***1/2 P.M. Dawn
DEAREST CHRISTIAN, I'M SO VERY SORRY FOR BRINGING YOU HERE. LOVE, DAD
(Gee Street)
P.M. Dawn are hip-hop by cultural
association -- they're black, they're proud, J.C./The Eternal used to program
all his beats, and rapper/singer Prince Be was once pushed off stage by K.R.S.
One. But their old-school training was always part of a well-rounded
liberal-arts curriculum that included everything from the Beatles to the Beats
and continues to serve this cunningly dynamic Jersey City duo remarkably well.

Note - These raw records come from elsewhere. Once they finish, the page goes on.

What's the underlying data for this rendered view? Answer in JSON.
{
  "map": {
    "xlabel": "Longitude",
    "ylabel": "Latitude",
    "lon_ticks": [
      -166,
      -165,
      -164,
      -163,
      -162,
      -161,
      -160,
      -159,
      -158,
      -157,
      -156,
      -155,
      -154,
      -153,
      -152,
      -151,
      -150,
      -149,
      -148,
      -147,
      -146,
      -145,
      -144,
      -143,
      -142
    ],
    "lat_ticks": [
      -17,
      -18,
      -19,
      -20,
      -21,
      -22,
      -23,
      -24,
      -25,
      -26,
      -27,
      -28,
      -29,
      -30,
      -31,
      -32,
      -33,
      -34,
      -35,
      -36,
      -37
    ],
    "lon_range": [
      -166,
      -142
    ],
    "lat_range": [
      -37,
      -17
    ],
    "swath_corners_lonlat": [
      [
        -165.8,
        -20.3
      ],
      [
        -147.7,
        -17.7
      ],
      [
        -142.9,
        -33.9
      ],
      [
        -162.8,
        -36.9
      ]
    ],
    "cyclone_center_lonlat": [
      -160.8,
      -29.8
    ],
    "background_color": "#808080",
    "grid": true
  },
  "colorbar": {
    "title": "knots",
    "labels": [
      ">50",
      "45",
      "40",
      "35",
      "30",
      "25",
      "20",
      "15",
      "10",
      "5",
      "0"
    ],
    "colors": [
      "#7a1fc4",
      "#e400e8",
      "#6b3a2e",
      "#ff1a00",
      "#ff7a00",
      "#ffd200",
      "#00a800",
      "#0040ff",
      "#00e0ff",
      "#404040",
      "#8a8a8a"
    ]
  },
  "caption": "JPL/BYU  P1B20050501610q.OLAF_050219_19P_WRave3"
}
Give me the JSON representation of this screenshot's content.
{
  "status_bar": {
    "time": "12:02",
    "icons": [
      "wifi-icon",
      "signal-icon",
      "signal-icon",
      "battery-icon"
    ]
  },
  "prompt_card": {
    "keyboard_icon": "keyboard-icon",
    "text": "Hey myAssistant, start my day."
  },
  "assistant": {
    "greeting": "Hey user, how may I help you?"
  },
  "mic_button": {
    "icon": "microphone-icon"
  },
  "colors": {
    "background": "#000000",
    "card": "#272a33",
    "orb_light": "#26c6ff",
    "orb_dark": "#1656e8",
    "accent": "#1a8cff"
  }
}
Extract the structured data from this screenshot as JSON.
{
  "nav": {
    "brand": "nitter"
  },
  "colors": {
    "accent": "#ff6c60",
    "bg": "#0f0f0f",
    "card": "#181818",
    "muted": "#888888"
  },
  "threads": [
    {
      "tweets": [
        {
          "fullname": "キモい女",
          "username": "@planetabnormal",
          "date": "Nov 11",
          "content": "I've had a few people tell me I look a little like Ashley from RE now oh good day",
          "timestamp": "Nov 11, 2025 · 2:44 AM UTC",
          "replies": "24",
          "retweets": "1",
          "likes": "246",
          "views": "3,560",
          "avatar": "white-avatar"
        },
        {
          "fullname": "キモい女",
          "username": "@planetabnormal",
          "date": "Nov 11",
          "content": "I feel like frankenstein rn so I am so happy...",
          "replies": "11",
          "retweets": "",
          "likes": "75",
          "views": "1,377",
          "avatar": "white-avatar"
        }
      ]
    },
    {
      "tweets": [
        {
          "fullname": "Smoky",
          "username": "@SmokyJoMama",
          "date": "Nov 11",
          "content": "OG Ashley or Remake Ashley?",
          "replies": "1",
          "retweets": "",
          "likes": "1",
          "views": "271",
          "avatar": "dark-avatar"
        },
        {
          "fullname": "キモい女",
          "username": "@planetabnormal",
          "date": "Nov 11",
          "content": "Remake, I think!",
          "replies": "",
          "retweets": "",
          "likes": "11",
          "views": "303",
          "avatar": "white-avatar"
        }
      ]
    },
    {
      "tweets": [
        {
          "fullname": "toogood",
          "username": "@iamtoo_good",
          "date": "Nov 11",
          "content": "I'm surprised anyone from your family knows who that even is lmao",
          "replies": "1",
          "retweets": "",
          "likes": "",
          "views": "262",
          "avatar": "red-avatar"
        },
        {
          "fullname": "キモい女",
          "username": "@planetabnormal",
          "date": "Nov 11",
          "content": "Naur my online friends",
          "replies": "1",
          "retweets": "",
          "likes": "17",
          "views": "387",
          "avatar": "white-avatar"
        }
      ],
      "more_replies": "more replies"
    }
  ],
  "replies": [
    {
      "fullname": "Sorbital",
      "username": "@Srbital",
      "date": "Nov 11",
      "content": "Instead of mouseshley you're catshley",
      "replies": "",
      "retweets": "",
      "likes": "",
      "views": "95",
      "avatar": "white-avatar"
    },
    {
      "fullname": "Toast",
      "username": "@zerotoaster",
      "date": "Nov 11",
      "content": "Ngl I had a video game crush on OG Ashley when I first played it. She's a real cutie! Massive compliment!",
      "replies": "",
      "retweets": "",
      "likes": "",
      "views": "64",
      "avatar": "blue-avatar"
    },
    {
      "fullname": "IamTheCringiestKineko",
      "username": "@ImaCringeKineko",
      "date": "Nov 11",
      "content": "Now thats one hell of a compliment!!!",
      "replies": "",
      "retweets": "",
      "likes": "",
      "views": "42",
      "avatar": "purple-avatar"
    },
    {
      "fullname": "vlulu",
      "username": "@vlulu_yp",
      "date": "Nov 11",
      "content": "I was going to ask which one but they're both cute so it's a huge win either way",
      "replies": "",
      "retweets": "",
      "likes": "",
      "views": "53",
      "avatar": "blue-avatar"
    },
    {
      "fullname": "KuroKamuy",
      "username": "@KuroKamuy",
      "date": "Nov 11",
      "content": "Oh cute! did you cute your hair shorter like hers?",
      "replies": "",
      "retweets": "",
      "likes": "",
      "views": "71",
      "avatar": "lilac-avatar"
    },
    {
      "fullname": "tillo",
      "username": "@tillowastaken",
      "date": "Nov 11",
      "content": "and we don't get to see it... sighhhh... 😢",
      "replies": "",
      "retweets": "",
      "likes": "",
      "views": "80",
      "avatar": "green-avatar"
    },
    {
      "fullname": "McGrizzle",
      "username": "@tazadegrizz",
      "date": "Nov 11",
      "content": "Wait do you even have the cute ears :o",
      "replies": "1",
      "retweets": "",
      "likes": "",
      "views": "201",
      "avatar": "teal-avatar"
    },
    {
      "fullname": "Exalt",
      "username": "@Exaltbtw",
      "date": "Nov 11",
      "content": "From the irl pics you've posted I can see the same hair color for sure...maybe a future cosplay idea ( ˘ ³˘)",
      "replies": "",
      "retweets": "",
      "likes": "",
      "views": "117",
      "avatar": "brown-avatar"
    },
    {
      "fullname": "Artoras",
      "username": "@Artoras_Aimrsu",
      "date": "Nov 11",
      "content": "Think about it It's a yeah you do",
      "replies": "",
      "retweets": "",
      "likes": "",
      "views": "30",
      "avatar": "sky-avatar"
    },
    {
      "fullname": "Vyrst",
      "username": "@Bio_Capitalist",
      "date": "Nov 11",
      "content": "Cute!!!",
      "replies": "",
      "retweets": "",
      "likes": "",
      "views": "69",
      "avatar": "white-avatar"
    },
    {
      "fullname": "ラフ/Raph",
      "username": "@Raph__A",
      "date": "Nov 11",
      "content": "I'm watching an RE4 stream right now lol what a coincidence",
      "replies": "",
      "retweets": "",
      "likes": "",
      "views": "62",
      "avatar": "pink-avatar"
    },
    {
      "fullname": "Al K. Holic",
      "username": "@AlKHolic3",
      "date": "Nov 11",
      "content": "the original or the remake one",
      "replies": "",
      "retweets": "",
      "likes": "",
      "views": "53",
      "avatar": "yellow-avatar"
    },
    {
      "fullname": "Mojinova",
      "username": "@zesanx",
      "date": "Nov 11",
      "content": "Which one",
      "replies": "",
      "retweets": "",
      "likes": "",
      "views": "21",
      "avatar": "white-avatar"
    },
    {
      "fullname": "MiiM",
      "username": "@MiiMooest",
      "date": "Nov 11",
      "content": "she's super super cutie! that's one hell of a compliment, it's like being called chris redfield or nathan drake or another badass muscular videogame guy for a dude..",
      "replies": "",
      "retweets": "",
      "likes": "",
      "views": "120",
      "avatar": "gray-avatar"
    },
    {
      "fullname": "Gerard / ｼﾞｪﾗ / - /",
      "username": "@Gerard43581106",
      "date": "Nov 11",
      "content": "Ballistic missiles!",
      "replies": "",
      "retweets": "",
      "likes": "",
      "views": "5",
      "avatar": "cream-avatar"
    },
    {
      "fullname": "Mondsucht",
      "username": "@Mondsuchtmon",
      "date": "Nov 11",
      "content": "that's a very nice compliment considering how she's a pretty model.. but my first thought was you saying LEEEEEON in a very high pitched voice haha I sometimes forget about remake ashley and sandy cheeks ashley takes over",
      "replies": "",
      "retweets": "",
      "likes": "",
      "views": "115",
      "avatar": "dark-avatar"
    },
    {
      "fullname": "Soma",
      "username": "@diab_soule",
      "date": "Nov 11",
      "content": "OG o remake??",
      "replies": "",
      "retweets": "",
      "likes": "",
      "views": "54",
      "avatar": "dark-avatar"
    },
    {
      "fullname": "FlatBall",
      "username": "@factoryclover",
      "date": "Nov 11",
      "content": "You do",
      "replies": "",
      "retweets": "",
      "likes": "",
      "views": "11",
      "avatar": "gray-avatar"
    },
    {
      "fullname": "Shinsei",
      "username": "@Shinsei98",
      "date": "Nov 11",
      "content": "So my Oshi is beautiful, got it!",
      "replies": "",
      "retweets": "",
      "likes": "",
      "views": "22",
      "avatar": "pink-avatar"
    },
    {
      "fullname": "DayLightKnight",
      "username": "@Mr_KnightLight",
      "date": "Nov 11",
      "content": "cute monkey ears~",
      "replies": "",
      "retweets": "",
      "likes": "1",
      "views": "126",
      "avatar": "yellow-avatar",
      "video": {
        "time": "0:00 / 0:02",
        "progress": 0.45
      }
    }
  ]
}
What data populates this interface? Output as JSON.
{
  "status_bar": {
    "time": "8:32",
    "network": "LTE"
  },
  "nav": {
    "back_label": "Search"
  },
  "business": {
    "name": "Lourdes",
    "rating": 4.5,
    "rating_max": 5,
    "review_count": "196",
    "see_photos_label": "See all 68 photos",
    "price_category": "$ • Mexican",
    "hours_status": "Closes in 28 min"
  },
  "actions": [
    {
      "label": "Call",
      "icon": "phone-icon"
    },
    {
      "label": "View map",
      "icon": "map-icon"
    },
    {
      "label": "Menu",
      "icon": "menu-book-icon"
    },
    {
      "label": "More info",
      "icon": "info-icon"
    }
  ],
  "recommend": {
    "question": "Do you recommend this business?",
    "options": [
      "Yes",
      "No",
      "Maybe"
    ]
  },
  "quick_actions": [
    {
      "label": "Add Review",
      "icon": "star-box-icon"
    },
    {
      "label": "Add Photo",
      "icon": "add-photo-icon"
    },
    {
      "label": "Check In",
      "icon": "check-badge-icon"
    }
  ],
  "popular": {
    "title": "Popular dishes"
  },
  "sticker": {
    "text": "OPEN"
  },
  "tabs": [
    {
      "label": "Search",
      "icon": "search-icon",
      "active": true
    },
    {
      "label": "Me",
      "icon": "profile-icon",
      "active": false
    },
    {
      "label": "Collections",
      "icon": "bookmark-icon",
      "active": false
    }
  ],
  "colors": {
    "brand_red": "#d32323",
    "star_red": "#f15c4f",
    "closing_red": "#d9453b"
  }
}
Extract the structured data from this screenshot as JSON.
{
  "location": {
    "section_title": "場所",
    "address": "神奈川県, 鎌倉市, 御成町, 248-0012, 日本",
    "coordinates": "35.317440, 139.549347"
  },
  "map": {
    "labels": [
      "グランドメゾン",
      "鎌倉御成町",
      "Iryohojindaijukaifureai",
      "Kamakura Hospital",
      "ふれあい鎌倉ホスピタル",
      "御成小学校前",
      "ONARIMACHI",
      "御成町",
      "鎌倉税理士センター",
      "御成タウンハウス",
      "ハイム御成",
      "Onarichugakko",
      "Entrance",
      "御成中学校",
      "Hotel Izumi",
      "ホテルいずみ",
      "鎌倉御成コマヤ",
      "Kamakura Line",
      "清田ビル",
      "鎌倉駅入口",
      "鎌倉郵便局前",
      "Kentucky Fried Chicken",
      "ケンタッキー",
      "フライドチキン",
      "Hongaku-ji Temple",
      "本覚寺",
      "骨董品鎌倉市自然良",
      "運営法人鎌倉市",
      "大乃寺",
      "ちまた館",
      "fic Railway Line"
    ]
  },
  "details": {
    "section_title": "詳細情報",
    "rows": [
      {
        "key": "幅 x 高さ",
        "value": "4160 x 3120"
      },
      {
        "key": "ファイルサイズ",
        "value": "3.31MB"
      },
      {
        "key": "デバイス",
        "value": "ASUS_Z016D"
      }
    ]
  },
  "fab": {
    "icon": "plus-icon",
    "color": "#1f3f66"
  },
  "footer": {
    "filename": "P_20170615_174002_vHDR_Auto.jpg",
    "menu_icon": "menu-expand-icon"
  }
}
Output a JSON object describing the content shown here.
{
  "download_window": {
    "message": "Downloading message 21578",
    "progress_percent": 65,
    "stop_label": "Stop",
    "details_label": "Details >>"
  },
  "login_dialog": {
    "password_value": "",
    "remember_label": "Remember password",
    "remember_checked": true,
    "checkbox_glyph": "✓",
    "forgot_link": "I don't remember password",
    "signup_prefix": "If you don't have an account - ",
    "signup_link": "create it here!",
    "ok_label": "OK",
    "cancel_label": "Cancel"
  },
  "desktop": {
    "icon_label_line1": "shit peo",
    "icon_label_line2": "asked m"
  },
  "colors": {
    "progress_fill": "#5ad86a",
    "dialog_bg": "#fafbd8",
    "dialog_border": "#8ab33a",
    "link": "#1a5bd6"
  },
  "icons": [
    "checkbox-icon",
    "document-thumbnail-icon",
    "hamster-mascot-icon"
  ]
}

Less interested in sampling Lennon and McCartney than in strolling down an
Abbey Road of their own creation -- a longer and windier road that passes by Al
Green's church and Smokey Robinson's Motown -- they've progressively eschewed
the formal trappings of hip-hop, like two soulful Siddharthas on the path to
pop enlightenment. What's left -- trad crafted songs made from acoustic and
electric guitars, piano, bass, drums, vocal harmonies, and the occasional synth
-- brings to mind vintage Prince, less sex-obsessed but just as sexy. It's
where De La Soul might have journeyed if any of them could sing like the Purple
One, or what Beck's Mutations could sound like if soul music were more
than just another pseudo-ironic costume in his second-hand closet.